La faible intégration des acteurs homosexuels au cinéma ne serait donc que le reflet de leur intégration au sein d’une société dans laquelle, ils souffrent encore de discriminations. Des discriminations qui restent cependant difficiles à quantifier dans le monde du cinéma. Aucun des spécialistes contacté ne nous a répondu sur le sujet pour approfondir notre propos.

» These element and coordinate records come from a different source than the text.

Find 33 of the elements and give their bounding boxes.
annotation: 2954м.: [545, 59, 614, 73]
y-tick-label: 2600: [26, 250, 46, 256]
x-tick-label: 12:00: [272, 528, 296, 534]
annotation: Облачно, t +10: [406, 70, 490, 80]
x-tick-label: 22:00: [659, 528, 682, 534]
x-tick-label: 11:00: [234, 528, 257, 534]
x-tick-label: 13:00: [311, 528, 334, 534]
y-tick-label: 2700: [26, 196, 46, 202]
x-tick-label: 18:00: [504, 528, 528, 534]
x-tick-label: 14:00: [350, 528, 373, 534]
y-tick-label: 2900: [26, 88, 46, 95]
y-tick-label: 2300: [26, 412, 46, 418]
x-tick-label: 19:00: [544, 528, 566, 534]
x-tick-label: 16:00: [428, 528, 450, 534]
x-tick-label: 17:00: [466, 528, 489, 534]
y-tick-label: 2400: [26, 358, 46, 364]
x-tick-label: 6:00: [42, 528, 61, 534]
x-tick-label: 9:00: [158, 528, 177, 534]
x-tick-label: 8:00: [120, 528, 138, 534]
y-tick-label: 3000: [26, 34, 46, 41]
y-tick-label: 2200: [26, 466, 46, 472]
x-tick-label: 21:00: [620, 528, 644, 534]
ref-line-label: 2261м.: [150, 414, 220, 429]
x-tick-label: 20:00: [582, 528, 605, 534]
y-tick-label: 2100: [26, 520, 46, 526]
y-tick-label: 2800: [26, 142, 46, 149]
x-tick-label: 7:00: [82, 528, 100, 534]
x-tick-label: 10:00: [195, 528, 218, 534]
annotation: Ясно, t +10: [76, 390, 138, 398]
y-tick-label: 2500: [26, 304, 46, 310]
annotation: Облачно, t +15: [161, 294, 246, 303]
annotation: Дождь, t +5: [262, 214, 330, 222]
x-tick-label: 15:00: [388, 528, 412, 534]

Si Valérie Lemercier, interrogée sur le sujet le 3 novembre 2023 déclare que « le cinéma français est probablement homophobe », elle constate également, au micro de RTL, « qu’il y a des acteurs qui le disent ouvertement et qui travaillent ». Une dizaine de jours après la déclaration de Muriel Robin, Vincent Dedienne a répondu à sa consœur dans l’émission « Laissez-vous tenter » sur RTL . Il a qualifié ses propos « d’épatants », mais il précise qu’il demeure « compliqué de faire des généralités ». Il se prend pour exemple : « Moi, je ne me sens pas confronté à l’homophobie au cinéma. On me propose pas mal de choses et je dois plutôt courir après les rôles d’homo. »

Adèle Haenel reçoit son César sur la scène du Théâtre du Châtelet en 2014. Photo : DR

Certains ont d’ailleurs revendiqué tôt leur orientation et ont su briser le silence. En, 2014, alors qu’elle venait d’obtenir le César du meilleur second rôle (son premier) pour Suzanne, de Katell Quillévéré, Adèle Haenel, n’a pas hésité à déclarer sa flamme : « Je voulais remercier Céline, parce que je l’aime. »

Ces révélations restent rares. Pourtant, chacun devrait se sentir libre de révéler, ou non, son orientation sexuelle sans que cela ait une quelconque incidence sur la trajectoire d’une carrière. S’il y a  des progrès, il reste encore du chemin à faire.